Sigfrid von Shrink jamás me explicó cómo librarme del sentimiento de culpa. Sólo me explicó cómo enfrentarme a ello. La receta es, básicamente, dejar que se produzca. Antes o después se pasará (según él). Por lo menos no necesariamente tienen que dejarle a uno paralizado. Así que mientras aquel sentimiento ambivalente se consumiera por sí solo, podía pasearme tranquilamente por la orilla, disfrutando del agradable aire que contenía la burbuja y mirando con orgullo la casa en la que vivía y el ala en la que, así esperaba de todo corazón, se estaba recuperando mi queridísima —durante algún tiempo querida tan solo de manera platónica— esposa. Desde luego, hiciera lo que hiciera, no lo estaba haciendo sola; dos veces aquella tarde un taxi había traído a alguien a casa desde la parada del ferrocarril. Las dos eran mujeres; en cambio, ahora, un taxi había traído a un hombre, que por cierto miraba a su alrededor con recelo mientras el coche daba media vuelta y se apresuraba a recoger a su próximo cliente. Dudé que fuera cosa de Essie, pero no había razón para pensar que fuera una visita para mí, o en cualquier caso, alguien de quien Harriet no pudiera ocuparse. Por eso me extrañó que los telecomunicadores que había bajo los aleros se alargaran y la voz de Harriet me llamara a través de ellos.

—¿Robin? Hay un tal señor Haagenbusch aquí. Creo que deberías atenderle tú mismo.

Era poco frecuente que Harriet se comportara de esa manera. Pero como rara vez se equivocaba, ascendí la cuesta, me sequé los pies junto a las ventanas francesas e invité al hombre a que pasara a mi despacho. Pertenecía a uno de esos grupos en vías de extinción, de calva rosada, con un par de atildadas patillas blancas y un acento meticulosamente americano, de esos que no acostumbran a tener ni siquiera los nacidos en los Estados Unidos.

—Gracias por atenderme, señor Broadhead —dijo al tenderme una tarjeta que rezaba:

Herr Doktor Advokat Wm. J. Haagenbusch

—Soy el abogado del señor Peter Herter —dijo—. He llegado esta mañana de Frankfurt porque quiero hacer un trato con usted.

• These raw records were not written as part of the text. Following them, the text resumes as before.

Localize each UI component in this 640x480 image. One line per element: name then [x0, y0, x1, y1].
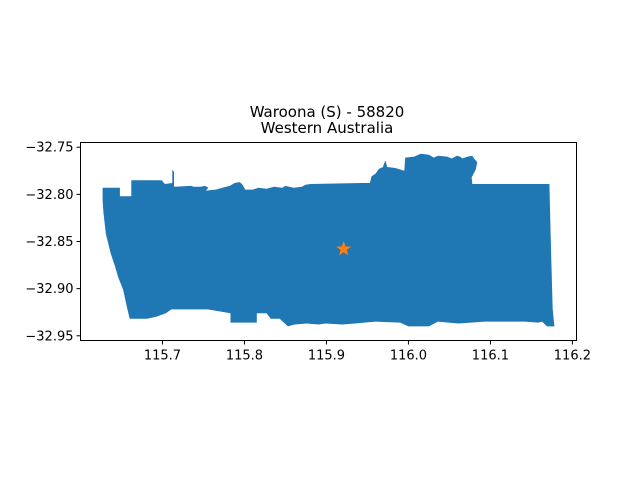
y-tick-label: −32.80 [25, 188, 73, 203]
y-tick-label: −32.75 [25, 141, 73, 156]
y-tick-label: −32.85 [25, 235, 73, 250]
y-tick-label: −32.95 [25, 329, 73, 344]
x-tick-label: 116.1 [472, 349, 509, 364]
x-tick-label: 115.8 [226, 349, 263, 364]
x-tick-label: 115.9 [308, 349, 345, 364]
x-tick-label: 116.0 [390, 349, 427, 364]
x-axis: 115.7 115.8 115.9 116.0 116.1 116.2 [144, 340, 591, 364]
y-tick-label: −32.90 [25, 282, 73, 297]
y-axis: −32.75 −32.80 −32.85 −32.90 −32.95 [25, 141, 81, 344]
region-shape [102, 153, 555, 327]
region-layer [102, 153, 555, 327]
x-tick-label: 116.2 [554, 349, 591, 364]
x-tick-label: 115.7 [144, 349, 181, 364]
centroid-star-marker [336, 241, 352, 256]
map-title-line2: Western Australia [261, 119, 394, 137]
marker-layer [336, 241, 352, 256]
map-title-line1: Waroona (S) - 58820 [250, 103, 405, 121]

«¡Cuánta amabilidad!», pensé; «¡Qué detalle venir en persona a llevar los negocios!» Pero si Harriet quería que le atendiera personalmente debía de haberlo consultado previamente con mi asesor legal, así que lo que le dije fue:

—¿Qué clase de trato?

Estaba esperando que le invitara a sentarse. Lo hice. Tuve la sensación de que también esperaba que pidiera café y coñac para los dos, pero a mí no me apetecía particularmente hacerlo. Se quitó los guantes de tafilete negro, se miró las bien cuidadas uñas y. dijo:

—Mi cliente ha pedido doscientos cincuenta millones de dólares, que deberán serle ingresados en cierta cuenta, además de asegurarle que se verá libre de cualquier tipo de persecución. Recibí este mensaje codificado ayer.

Solté una carcajada.

—¡Dios, Haagenbusch! ¿Y por qué me cuenta todo eso? ¡No tengo un céntimo!

—No, ciertamente —convino—. Aparte de lo que lleva invertido en la financiación del equipo Herter-Hall y algunas piscifactorías, no le queda nada excepto un par de propiedades inmobiliarias y algunos bienes personales. Imagino que en total ascenderá a unos seis o siete millones, sin contar la inversión en el asunto de la Factoría Alimentaria. Y sabe Dios lo que valdrá eso en estos momentos.

Me eché atrás en mi asiento y le miré.

—Así que ya sabe que me he deshecho de mis negocios de turismo. Se ha informado a base de bien, ¿eh? Pero se olvida de las minas de alimentos.

—No lo creo, señor Broadhead. Según tengo entendido las vendió esta misma mañana.